A revista Gatopardo fez história ao vencer duas das cinco categorias – Texto e Fotografia – dos Prêmios Gabo, em julho passado.

"La Noche de los Caballos", a crônica de longo fôlego vencedora, cuja trama  de true crime gira em torno de um resgate de mais de 700 cavalos, foi escrita pelo jornalista argentino Diego Fernández Romeral, com fotografias de Anita Puchard Serra.

Sua qualidade literária e suas imagens impactantes são ilustrativas do tipo de jornalismo pelo qual a Gatopardo é conhecida e das áreas nas quais a revista está apostando para o futuro.

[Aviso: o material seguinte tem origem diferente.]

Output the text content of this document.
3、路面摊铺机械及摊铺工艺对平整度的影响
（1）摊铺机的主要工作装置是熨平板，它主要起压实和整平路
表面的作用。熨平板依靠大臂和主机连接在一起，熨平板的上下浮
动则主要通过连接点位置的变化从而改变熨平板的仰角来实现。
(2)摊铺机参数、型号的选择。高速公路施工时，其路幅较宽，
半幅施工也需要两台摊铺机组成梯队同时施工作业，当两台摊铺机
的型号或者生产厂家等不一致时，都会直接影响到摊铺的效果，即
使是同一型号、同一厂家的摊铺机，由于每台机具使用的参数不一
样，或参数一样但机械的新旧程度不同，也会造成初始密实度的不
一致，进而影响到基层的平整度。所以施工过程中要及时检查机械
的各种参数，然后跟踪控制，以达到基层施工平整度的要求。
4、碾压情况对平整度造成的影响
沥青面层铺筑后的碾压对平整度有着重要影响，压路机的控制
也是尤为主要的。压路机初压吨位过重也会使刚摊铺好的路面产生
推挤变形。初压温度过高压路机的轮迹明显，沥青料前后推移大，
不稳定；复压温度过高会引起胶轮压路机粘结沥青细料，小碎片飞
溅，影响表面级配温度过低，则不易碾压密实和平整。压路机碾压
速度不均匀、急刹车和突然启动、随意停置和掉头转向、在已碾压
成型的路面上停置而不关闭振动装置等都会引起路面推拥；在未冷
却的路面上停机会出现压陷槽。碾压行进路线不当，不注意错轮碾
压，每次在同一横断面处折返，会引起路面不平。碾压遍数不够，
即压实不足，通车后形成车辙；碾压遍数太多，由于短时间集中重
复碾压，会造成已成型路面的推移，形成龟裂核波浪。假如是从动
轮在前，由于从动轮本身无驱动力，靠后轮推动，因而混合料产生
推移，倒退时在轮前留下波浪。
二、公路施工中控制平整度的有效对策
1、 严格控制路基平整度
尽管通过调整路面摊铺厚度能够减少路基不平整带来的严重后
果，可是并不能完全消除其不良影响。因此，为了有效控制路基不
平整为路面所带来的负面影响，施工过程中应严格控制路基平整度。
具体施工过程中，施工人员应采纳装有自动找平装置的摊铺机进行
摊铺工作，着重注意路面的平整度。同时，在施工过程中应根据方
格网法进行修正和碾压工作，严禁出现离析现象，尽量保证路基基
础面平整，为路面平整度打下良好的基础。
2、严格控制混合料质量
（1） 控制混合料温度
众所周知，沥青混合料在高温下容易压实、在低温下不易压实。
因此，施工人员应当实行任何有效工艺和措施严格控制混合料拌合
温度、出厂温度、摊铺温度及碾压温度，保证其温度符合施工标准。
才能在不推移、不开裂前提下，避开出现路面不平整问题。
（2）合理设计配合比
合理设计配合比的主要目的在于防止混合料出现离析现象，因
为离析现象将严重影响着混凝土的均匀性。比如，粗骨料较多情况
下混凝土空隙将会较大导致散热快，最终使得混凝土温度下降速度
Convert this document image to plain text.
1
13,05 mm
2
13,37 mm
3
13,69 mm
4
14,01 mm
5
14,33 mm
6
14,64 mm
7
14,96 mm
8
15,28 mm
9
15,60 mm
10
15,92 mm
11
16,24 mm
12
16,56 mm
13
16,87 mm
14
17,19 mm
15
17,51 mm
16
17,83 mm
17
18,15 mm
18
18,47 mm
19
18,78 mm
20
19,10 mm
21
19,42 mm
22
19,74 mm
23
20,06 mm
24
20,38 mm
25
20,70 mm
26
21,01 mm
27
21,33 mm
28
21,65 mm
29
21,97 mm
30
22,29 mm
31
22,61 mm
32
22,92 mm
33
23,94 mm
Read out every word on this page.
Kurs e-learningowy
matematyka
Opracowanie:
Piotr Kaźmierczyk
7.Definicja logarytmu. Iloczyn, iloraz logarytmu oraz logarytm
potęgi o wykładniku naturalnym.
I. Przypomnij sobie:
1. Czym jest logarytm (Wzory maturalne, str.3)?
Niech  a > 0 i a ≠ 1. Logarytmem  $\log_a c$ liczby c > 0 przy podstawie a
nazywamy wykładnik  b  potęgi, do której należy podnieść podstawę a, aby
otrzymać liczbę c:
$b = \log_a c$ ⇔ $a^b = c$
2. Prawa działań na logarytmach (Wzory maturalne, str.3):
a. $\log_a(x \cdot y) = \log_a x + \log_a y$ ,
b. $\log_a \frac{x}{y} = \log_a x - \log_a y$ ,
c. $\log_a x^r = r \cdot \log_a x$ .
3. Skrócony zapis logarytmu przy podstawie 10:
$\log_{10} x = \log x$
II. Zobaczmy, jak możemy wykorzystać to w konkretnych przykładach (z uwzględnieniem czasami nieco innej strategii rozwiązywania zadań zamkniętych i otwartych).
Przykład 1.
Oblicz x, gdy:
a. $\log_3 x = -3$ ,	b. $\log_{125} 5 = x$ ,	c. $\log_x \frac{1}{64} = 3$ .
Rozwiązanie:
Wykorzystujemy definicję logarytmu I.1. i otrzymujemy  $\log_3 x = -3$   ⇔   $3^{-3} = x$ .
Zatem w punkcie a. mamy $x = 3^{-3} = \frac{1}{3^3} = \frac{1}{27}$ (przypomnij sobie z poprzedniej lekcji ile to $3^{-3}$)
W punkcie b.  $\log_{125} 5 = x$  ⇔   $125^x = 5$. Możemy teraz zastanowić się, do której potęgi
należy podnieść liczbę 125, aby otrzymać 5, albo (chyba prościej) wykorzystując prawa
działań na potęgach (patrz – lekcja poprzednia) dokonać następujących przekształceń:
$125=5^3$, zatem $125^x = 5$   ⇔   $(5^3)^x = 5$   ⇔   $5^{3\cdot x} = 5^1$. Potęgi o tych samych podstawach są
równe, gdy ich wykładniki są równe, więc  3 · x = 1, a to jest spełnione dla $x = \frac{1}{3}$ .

A Gatopardo conseguiu se manter como um forte impulsionador do jornalismo narrativo na América Latina, onde existem cada vez menos espaços editoriais que permitam custear e publicar reportagens de grande extensão e produção lenta. A circulação dos meios impressos na região caiu 16,3% em 2020, e para 2024 previa-se uma queda de 2,7%.

"Em nível regional, acho que já não há espaços que possam se sustentar, que permitam fazer uma crônica de 60 mil caracteres", disse à LatAm Journalism Review (LJR) Fernández Romeral. O jornalista destacou que outras revistas semelhantes na América Latina, como a Etiqueta Negra, do Peru, fecharam, enquanto outras continuam, mas sem o impacto da Gatopardo.

"Há pessoas que ainda estão muito interessadas nesse tipo de jornalismo, mas não sei como isso poderia ser convertido em lucros para uma empresa", acrescentou.

A Gatopardo quer desafiar essa tendência. Em 2020, iniciou um processo de reinvenção com o objetivo de continuar produzindo jornalismo narrativo de qualidade e, ao mesmo tempo, buscar formas de garantir a sua sustentabilidade financeira.

Quatro anos depois, a revista tomou decisões que lhe trouxeram resultados positivos: diversificar suas fontes de renda, manter-se como um meio de nicho, reconceber a revista como um produto de coleção e consolidar uma fiel comunidade de leitores.

Às vésperas de seu 25º aniversário, que será comemorado no próximo ano, a Gatopardo está em um processo de reposicionamento de marca, que inclui o redesenho de seu site e estratégias para atrair leitores mais jovens. Com isso, a revista pretende definir a linha que seguirá nos próximos anos.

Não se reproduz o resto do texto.